BioAlliance Pharma SA (Euronext Paris – BIO), a company dedicated to the treatment and supportive care of cancer and AIDS patients, today announced positive preliminary results from the first Phase I trial of fentanyl Lauriad®.
This first randomized, single-centre trial in healthy volunteers has evaluated the pharmacokinetics of a single application of 2 different innovative muco-adhesive formulations of fentanyl Lauriad®. The fentanyl was detected in the plasma soon after the application of each formulation and plasma concentrations remained stable over the next 24 hours, with low intersubject variability, especially for one of the two formulations that will be used for subsequent clinical development. Both muco-adhesive buccal formulations displayed a good local safety profile. These preliminary results suggest that a single daily application of fentanyl Lauriad® may provide effective relief of severe chronic pain in cancer patients. The company is planning to perform a second pharmacokinetic repeated-dose study by the end of the year.

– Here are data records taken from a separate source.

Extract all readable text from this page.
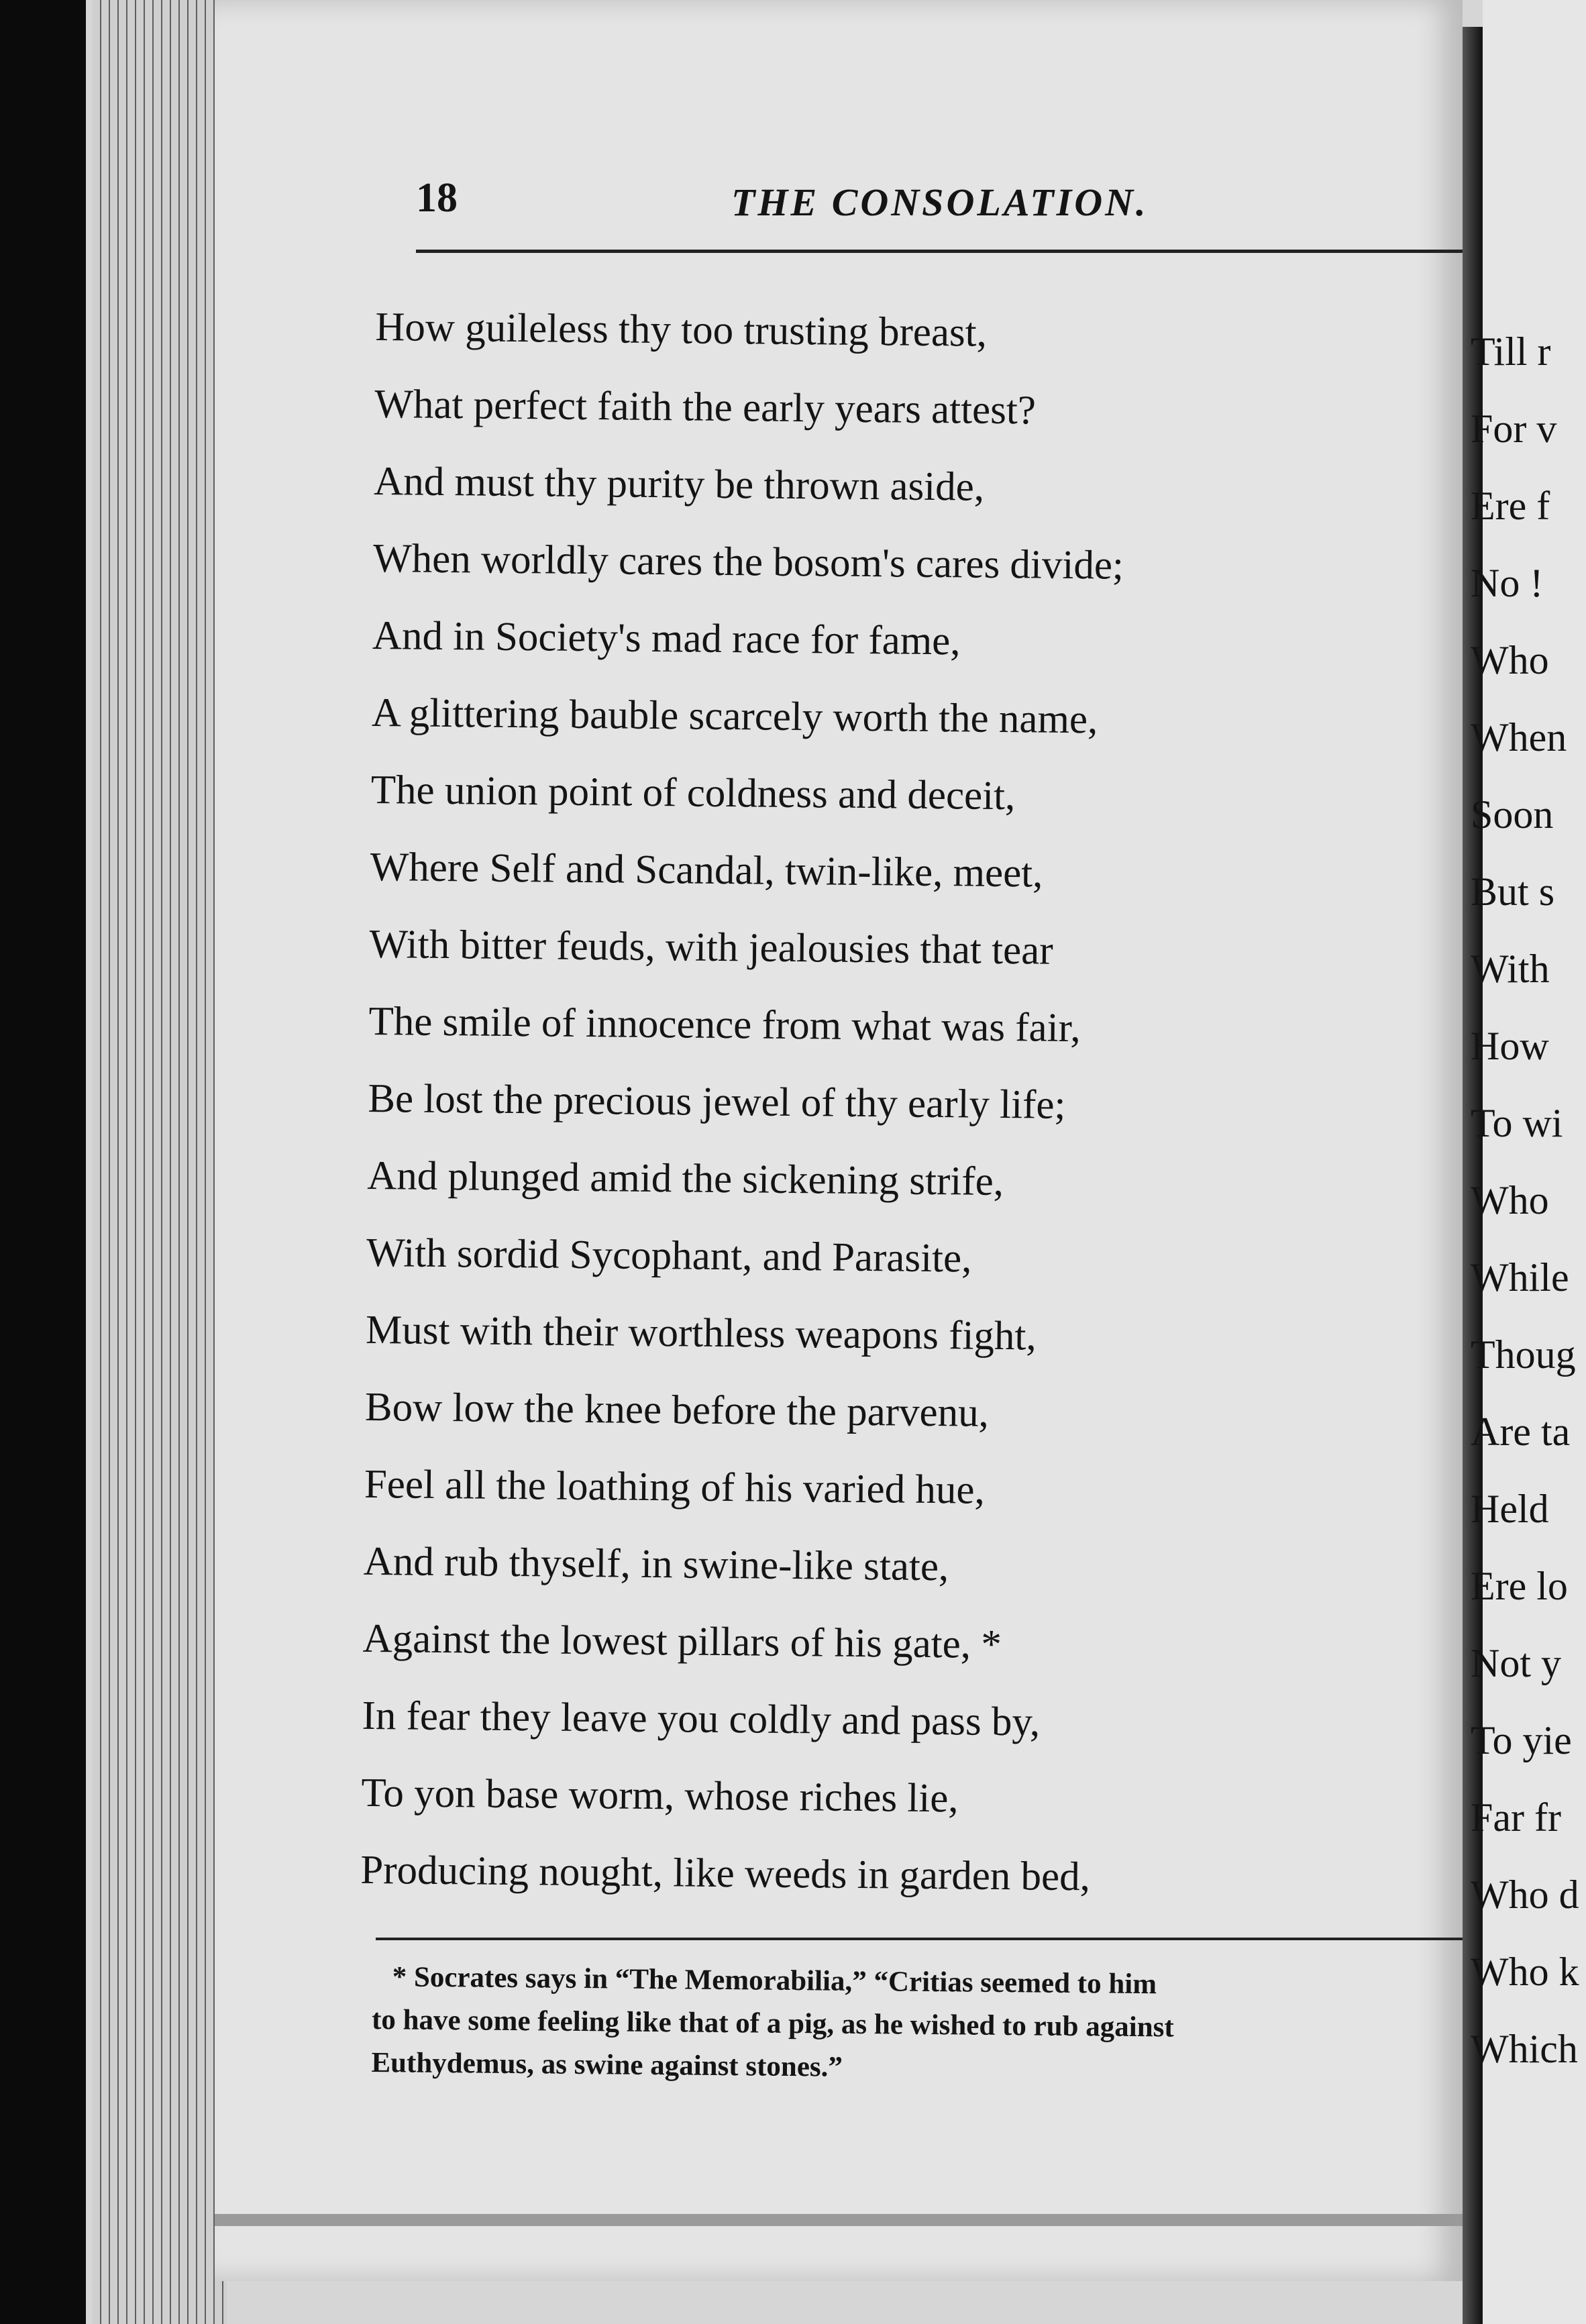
18	THE CONSOLATION.
How guileless thy too trusting breast,
What perfect faith the early years attest?
And must thy purity be thrown aside,
When worldly cares the bosom's cares divide;
And in Society's mad race for fame,
A glittering bauble scarcely worth the name,
The union point of coldness and deceit,
Where Self and Scandal, twin-like, meet,
With bitter feuds, with jealousies that tear
The smile of innocence from what was fair,
Be lost the precious jewel of thy early life;
And plunged amid the sickening strife,
With sordid Sycophant, and Parasite,
Must with their worthless weapons fight,
Bow low the knee before the parvenu,
Feel all the loathing of his varied hue,
And rub thyself, in swine-like state,
Against the lowest pillars of his gate, *
In fear they leave you coldly and pass by,
To yon base worm, whose riches lie,
Producing nought, like weeds in garden bed,
* Socrates says in “The Memorabilia,” “Critias seemed to him
to have some feeling like that of a pig, as he wished to rub against
Euthydemus, as swine against stones.”
Till r
For v
Ere f
No !
Who
When
Soon
But s
With
How
To wi
Who
While
Thoug
Are ta
Held
Ere lo
Not y
To yie
Far fr
Who d
Who k
Which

“The success of this first Phase I clinical trial with fentanyl Lauriad® relies on our original know-how in mucosal drug delivery”, explained Dominique Costantini, BioAlliance Pharma’s President and CEO. “The Lauriad® technology has been extended to fentanyl and enables molecules which can cross the mucosa to remain in the body for long periods. This is a very important step on the path to clinical development for fentanyl Lauriad®”.
About this first Phase I trial of fentanyl Lauriad®
This clinical trial was performed in healthy volunteers who were successively administered two innovative formulations one week apart according to a randomized design. The objective was to obtain stable fentanyl plasma concentrations over several hours. Fentanyl has already been shown to be systemically absorbed through the mucosal route leading to the development of fentanyl-based treatments for severe, acute pain. With the patented Lauriad® formulation, fentanyl is rapidly and continuously released in the oral mucosa and systemically absorbed. This concept of a sustained release addresses the treatment of cancer chronic pain.